George Steiner declaró una vez haber notado que una adhesión metódica, persistente, a la vida de la palabra impresa frena la inmediatez, el lado conflictivo de las circunstancias reales. Respondo con más entusiasmo a la tristeza literaria de Bardamu que al infortunio del vecino. Bardamu es más mi hermano que mi hermano. Lloro con Bebert, recito de memoria la despedida en la estación de trenes de Ferdinand y Molly, la prostituta de Detroit, y me muevo en un infierno material. Steiner tiene razón. El logro de Céline acaba siendo siniestro.

Aquellos para los que las mañanas son mañanas no encontrarán en Céline más que logorrea.
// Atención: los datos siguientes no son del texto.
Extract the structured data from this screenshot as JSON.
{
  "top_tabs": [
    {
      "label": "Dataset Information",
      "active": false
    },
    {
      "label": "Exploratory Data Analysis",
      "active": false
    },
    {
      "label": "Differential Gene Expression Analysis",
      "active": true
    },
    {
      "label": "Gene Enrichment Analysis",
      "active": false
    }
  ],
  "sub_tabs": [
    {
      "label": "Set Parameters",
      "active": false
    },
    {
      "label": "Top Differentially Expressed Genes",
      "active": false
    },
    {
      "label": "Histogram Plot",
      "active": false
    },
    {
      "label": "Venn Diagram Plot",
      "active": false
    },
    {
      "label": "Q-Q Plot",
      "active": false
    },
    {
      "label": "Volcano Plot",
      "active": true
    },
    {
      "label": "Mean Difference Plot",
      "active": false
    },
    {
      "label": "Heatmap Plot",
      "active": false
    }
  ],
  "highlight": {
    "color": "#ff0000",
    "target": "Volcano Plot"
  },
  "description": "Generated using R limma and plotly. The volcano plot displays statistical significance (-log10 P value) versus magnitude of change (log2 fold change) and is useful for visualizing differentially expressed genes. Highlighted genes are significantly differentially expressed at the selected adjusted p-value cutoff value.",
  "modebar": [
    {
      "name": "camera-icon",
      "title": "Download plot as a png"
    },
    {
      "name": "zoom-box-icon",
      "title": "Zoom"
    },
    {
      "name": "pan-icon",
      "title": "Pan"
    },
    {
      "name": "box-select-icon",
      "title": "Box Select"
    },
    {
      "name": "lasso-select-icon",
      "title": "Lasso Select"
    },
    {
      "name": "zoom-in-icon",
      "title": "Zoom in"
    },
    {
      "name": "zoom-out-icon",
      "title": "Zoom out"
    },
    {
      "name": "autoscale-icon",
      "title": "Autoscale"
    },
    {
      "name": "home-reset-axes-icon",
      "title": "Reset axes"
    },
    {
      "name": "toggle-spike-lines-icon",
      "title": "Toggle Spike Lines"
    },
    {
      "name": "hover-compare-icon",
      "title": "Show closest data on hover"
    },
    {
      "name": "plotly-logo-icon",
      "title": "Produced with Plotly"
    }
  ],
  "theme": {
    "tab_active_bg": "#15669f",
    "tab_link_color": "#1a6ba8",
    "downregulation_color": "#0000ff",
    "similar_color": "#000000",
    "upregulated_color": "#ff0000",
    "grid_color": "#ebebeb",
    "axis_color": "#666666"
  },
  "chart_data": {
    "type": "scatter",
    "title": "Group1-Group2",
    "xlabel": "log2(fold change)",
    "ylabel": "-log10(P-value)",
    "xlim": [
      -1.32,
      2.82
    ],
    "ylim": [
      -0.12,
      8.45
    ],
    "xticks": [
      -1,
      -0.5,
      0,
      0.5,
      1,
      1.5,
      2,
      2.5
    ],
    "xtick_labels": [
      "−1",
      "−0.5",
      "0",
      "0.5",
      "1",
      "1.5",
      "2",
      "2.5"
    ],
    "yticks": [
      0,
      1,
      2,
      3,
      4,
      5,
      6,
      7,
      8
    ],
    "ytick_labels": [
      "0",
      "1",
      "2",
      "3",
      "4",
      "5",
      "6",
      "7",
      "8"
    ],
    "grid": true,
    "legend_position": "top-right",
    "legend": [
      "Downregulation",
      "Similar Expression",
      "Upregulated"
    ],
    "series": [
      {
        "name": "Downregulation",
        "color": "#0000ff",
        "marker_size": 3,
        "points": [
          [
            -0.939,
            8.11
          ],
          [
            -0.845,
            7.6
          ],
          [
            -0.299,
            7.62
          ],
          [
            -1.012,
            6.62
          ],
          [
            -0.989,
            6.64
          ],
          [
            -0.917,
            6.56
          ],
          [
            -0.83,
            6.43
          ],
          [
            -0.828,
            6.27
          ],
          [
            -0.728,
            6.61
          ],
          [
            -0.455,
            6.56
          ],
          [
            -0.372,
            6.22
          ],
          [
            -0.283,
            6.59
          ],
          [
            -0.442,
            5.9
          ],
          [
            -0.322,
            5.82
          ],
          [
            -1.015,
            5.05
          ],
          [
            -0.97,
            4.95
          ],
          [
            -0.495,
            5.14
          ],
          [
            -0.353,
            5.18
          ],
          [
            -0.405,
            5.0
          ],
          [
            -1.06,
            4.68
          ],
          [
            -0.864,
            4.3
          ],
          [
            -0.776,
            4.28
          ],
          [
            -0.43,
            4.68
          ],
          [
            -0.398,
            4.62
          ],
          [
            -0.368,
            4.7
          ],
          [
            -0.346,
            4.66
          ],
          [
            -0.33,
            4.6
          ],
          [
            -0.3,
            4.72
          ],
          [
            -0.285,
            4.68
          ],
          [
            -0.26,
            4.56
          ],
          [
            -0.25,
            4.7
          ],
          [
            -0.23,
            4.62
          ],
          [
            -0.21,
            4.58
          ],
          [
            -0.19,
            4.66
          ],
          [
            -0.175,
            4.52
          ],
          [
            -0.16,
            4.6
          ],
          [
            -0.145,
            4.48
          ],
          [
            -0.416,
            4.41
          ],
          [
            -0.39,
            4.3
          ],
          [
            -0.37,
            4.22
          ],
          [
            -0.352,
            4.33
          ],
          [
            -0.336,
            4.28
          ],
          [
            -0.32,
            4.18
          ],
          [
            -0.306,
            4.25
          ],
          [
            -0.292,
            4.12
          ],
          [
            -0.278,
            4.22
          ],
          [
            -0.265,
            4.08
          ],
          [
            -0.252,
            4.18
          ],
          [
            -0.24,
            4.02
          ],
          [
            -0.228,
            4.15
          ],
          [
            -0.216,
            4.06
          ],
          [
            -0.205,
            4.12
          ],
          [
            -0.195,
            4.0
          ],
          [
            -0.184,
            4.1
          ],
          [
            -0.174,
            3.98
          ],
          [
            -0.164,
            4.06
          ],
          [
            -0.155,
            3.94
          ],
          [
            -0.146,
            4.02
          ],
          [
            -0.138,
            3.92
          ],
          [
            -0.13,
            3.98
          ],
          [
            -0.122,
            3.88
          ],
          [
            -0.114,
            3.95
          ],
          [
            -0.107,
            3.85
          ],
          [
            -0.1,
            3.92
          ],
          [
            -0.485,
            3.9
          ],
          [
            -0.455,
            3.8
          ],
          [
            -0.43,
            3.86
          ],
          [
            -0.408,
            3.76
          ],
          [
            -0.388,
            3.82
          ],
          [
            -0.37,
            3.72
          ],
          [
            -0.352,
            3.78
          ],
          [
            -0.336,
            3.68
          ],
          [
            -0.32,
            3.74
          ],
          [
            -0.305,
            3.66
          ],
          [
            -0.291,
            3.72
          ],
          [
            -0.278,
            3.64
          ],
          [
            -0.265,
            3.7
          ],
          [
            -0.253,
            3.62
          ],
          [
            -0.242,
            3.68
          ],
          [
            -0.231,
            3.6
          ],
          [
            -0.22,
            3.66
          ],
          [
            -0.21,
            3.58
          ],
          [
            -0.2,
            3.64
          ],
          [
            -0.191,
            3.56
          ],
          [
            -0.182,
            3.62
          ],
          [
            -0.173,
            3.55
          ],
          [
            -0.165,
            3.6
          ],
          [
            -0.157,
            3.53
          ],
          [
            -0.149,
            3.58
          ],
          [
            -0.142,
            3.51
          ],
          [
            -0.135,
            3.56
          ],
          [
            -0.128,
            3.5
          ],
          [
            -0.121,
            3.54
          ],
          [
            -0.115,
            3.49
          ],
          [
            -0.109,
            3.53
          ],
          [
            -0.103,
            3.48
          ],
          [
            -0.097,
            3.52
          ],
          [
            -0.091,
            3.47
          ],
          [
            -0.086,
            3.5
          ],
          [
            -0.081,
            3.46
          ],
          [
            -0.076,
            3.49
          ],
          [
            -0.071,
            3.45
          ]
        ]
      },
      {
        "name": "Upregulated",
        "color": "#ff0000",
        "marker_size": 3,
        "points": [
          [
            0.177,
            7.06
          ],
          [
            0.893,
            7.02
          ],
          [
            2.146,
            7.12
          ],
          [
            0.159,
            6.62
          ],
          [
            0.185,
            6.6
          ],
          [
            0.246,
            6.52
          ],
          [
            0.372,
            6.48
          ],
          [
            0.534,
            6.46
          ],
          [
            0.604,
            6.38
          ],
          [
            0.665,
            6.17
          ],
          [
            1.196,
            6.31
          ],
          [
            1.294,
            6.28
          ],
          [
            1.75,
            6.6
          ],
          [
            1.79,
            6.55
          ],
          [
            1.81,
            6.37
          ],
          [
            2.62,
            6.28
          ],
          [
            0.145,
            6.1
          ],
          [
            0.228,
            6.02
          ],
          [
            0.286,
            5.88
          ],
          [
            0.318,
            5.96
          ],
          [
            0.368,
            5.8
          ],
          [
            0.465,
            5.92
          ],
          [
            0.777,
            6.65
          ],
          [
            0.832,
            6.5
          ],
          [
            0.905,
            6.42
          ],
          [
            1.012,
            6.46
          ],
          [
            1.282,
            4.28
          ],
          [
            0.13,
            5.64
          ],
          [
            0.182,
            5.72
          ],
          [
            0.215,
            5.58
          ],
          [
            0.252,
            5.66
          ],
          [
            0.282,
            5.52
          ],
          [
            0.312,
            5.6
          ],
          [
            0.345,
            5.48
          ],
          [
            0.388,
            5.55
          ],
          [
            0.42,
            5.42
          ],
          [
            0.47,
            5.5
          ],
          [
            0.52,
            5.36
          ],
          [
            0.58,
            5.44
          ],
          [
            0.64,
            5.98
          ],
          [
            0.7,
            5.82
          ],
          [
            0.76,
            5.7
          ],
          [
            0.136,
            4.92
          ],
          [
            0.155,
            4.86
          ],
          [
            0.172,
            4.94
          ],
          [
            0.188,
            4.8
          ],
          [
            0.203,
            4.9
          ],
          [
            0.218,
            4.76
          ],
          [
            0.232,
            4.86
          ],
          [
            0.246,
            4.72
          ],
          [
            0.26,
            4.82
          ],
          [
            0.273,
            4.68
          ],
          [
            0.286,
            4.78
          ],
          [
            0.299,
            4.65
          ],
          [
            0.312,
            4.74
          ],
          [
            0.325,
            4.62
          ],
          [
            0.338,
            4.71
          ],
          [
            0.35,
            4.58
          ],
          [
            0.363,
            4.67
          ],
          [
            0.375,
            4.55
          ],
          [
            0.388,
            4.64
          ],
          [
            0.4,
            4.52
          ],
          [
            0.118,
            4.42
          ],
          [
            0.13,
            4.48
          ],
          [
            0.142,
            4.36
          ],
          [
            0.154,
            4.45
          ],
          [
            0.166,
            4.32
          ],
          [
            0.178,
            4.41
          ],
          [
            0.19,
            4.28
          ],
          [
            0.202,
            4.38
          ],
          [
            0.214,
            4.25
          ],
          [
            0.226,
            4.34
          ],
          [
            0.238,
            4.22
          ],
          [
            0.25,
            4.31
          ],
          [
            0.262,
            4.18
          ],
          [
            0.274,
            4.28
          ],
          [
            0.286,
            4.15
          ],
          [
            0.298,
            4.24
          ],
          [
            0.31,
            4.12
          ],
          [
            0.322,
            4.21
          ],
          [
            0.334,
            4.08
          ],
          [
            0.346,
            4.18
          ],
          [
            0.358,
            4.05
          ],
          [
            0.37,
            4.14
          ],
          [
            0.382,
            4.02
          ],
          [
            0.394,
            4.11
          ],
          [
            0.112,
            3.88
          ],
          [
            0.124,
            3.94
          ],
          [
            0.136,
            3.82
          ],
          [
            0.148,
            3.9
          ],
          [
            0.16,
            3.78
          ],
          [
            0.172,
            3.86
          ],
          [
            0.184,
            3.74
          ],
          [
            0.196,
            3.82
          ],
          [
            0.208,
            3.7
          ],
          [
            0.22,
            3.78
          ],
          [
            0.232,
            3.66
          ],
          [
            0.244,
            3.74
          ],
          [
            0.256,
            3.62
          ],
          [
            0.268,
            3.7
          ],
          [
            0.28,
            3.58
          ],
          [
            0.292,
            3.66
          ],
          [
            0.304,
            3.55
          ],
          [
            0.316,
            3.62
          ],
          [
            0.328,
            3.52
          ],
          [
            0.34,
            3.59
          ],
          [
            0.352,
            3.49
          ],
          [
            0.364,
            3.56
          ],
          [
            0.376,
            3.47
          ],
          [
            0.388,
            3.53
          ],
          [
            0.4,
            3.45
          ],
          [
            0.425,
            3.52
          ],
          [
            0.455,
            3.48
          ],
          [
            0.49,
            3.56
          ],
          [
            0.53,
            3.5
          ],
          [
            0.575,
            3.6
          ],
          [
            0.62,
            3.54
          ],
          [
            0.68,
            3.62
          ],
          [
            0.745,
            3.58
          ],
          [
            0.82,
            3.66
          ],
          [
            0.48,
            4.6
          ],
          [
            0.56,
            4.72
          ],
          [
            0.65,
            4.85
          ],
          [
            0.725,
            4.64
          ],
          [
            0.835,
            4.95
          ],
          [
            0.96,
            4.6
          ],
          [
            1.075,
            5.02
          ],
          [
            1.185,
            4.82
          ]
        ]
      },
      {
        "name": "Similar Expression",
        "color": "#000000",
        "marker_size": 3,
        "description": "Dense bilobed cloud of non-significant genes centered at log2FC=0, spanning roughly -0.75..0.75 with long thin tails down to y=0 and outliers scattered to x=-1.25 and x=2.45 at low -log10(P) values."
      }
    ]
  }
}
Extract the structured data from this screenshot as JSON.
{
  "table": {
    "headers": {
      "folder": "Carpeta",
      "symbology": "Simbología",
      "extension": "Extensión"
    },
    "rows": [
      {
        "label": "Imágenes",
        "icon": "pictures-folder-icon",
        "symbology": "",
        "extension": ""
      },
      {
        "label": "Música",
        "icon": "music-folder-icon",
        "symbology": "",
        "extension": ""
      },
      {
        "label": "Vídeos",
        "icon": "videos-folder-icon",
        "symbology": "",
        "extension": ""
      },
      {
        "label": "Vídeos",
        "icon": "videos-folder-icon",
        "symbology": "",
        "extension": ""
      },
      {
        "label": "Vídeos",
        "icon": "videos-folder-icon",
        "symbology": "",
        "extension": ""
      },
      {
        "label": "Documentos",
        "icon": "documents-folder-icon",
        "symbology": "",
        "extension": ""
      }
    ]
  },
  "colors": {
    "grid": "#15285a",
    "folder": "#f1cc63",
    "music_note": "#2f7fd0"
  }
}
Céline necesita de esos lectores a los que la luz más tenue hace daño; necesita de esos lectores para quienes todo lo que entra en la mente es brutal después que algo verdaderamente brutal entró en ella una primera vez.

Nigel Dennis una vez citó una frase genial. Reflexiones sobre ella. Por lo demás, la frase no es de Céline, sino de George Steiner: “Como vivimos en un mundo diseñado en gran parte por Kafka, incluso puedo concebir que a veces la verdad salga de bocas inhumanas y bestiales; la verdad es tan compleja que se aloja en algunos hoteles terribles”. Yo agrego otra frase de Steiner: “Quizás estemos locos también, porque somos los que tenemos el valor de confesar que los libros son más importantes que los seres humanos”.

Céline es a la literatura lo que los anticuerpos a la medicina. Si sigue siendo literatura lo es, ante todo, porque es antiliteratura. Si los caminos del arte son imprevisibles es porque los de Louis-Ferdinand Céline lo son.

En pocas palabras, entre los distintos privilegios de que goza la literatura está el hacer de su estética su ética. Aun aquellos que teman a Céline perderán ese temor cuando vean que sus propósitos nunca acaban con todo. La literatura también hace lo que está a su alcance para destruirse a sí misma. Es Céline el que va corriendo en su socorro.